DMD_DMD
- Gene
- DMD
- Disease
- DMD
- Inheritance
- XR
- Classification
- Refuted
- Total Score
- 0
- Publications Reviewed
- 2
- Publication Span
- 8.65 years
- Last Updated
- 05/14/2025
- Curator(s)
- Laurel Hiatt, Harriet Dashnow
Description
There is conflicting evidence for the association between this repeat expansion and Duchenne muscular dystrophy.
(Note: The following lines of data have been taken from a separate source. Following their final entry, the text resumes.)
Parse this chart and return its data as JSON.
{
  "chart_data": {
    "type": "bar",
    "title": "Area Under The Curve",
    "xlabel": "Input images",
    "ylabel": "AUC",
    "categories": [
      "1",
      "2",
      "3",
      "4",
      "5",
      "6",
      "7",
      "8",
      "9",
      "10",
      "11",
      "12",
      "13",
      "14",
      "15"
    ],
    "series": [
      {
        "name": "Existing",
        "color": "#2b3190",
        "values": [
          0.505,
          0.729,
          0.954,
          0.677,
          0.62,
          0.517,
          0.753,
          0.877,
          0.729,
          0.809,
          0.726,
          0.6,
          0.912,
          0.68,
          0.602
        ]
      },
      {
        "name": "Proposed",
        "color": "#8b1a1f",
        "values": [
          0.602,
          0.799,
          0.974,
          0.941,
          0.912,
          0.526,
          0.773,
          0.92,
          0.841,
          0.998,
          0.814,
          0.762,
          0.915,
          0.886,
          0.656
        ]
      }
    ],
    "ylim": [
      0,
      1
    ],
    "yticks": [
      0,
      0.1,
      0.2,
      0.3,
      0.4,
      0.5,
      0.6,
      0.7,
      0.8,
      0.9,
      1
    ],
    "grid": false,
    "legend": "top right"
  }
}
The association was reported in a single family, from which the benign and pathogenic ranges were inferred from affected and unaffected family members [@pmid:27417533]. However, a subsequent study of the repeat expansion in a large population cohort found that the proposed pathogenic allele is present at a much higher frequency than expected for a highly penetrant early-onset condition, leading the authors to conclude that the repeat expansion is unlikely to be pathogenic [@pmid:40140942].
Genetic evidence
Total: 0
| Singular Evidence | Probands | PMID:27417533 | 0 | Single family |
| Collective Evidence | Computational | PMID:40140942 | 0 | The population frequency of the proposed pathogenic allele is 4.705% in males, much higher than expected for a highly penetrant early-onset condition. The paper concludes that the repeat expansion is unlikely to be pathogenic. |
Experimental evidence
Total: 0
No experimental evidence details available.
Note: Maximum score caps apply at evidence type, category, and supercategory levels, so section totals may be lower than the raw sum of row scores.